In the office we say the latter. The meaning behind the term isn't posted on the site but is appropriate to answering your question: http://en.wikipedia.org/wiki/Polis
In short, Aristotle thought there was a max size to the self governing city state, so we played off of that as the goal was to create a comment system that could handle tens of thousands of opinions and stay orderly (think virtual town hall / lots of people on the bus to work responding to a mayor's question to the whole city). Email, discussion threads, comments that scroll down, etc, top out pretty well beneath that, and simple upvoting and downvoting doesn't capture groups.
While we started out in politics, we're exploring a lot of different avenues right now with our current users, including education, replacing comments on blogs, etc.
The "o" in "police" is long, you need a short one. The English pronunciation is what you would transliterate as "poulis" (can't write IPA on the phone, but it's a short o followed by a oo sound). In Greek, the o is as in "hot" in duration, but not in sound (not close to the "a' sound).

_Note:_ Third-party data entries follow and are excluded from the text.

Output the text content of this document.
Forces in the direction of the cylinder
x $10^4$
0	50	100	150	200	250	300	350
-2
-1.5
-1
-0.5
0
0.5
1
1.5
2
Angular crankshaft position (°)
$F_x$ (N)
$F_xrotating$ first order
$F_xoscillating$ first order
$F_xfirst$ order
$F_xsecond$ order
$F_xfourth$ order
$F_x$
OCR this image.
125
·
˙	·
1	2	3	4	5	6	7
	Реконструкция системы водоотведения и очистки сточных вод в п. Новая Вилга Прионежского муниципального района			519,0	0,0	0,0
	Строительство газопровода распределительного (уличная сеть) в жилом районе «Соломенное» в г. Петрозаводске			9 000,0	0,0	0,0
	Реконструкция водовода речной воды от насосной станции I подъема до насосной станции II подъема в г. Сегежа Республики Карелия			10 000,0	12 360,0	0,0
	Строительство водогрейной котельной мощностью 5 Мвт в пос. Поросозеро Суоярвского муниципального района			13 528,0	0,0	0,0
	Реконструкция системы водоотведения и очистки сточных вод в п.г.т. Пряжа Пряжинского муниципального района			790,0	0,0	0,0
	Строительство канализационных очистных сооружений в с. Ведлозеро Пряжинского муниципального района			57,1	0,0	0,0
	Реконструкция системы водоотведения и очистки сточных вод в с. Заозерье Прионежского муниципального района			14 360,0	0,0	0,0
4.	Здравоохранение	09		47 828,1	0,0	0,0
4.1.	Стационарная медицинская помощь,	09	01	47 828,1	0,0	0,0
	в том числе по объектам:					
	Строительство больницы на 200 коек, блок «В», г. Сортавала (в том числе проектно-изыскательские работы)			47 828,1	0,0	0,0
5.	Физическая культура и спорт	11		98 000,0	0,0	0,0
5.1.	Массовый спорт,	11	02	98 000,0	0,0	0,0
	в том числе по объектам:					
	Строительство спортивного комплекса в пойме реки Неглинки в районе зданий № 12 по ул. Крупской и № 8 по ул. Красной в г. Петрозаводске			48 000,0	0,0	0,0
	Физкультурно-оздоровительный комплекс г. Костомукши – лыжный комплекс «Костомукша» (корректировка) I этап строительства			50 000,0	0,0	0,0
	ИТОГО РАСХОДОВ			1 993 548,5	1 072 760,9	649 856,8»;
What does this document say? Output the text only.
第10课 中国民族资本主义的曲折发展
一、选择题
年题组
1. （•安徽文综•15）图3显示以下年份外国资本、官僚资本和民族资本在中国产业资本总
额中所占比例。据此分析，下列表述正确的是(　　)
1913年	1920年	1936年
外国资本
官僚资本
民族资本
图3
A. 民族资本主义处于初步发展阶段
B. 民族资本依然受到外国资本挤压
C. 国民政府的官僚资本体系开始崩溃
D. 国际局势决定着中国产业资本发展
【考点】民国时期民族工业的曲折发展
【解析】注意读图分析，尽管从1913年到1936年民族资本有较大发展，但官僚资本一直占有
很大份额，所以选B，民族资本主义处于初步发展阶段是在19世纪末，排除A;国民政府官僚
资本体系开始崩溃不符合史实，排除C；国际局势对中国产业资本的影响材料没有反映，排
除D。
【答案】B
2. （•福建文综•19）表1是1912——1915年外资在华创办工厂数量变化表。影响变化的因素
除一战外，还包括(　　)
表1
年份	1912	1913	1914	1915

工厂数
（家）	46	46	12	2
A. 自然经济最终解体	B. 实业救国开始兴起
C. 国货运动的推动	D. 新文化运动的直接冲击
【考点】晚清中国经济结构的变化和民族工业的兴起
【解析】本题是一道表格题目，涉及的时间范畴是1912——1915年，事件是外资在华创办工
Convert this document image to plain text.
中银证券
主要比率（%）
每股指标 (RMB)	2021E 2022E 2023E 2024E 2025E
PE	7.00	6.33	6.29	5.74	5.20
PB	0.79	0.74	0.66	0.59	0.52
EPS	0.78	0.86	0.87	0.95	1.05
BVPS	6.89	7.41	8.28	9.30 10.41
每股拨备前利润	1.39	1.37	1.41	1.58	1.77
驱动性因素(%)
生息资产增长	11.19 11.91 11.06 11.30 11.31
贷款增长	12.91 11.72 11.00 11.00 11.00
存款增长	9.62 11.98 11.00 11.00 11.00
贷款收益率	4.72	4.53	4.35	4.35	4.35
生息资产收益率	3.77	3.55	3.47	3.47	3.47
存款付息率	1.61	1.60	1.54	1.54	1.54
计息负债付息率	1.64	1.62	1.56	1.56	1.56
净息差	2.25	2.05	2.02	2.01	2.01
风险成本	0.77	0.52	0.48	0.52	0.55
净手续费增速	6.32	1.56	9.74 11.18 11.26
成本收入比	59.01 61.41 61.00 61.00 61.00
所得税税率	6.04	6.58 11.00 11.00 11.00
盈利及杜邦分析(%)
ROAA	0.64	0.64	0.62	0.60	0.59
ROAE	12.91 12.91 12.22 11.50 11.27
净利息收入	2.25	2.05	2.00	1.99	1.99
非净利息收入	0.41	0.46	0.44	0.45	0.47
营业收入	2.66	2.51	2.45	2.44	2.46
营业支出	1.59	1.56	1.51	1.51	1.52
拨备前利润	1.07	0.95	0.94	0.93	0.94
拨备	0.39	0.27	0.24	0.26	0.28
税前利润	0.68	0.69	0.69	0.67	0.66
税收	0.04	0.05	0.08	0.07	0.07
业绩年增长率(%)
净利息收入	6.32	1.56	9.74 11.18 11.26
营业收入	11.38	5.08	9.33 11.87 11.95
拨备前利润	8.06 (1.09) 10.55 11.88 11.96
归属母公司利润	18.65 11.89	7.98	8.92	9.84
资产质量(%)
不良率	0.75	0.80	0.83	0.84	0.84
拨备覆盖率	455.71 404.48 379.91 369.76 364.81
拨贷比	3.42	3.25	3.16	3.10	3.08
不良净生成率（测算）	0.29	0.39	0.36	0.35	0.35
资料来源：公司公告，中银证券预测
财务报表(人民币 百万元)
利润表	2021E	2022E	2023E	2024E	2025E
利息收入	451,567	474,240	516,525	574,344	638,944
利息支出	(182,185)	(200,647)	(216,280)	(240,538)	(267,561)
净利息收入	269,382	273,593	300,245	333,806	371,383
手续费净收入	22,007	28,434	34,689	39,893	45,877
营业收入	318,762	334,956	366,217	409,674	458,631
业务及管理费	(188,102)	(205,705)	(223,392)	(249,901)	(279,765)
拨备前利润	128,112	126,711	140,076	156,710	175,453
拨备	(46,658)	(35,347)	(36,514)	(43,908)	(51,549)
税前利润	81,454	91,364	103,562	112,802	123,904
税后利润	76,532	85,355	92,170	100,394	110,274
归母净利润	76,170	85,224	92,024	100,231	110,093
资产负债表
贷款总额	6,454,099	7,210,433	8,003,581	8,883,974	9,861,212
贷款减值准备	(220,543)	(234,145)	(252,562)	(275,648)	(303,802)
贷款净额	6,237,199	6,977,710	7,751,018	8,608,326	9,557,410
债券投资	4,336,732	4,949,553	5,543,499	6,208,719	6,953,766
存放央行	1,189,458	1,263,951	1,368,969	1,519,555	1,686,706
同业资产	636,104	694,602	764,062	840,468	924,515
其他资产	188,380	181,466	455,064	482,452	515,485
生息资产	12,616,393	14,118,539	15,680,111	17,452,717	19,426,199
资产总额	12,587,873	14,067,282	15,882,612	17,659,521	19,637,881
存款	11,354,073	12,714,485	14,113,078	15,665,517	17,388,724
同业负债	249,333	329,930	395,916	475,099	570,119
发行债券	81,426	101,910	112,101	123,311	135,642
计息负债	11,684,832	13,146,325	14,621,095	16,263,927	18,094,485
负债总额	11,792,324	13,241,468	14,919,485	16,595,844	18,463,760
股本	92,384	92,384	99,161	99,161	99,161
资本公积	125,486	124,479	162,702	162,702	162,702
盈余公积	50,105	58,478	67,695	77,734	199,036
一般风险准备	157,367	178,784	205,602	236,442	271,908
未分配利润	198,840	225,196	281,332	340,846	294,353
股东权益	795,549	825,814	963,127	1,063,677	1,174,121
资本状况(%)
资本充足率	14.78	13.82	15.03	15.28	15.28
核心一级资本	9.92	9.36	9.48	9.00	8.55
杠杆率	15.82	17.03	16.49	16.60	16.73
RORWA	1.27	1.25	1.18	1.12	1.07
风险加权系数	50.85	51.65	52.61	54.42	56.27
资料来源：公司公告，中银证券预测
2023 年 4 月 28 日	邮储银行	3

There's only one way to say it in Greek (the one I posted above), I suspect that the person who instructed you to pronounce it as in "hot" meant the duration. I can't think of an example of an English word with a pure "o" sound at the moment, I'm afraid. You're going to have to listen to my pronunciation above to get it right :-P "O" as in "hot" is fine, as long as you don't pronounce it too much on the "a" side.
Or more like "police"?
Or Poe-less? See http://rationalwiki.org/wiki/Poe%27s_Law
Rather different interpretations (but all meaningful in the context of online discussion, interestingly!).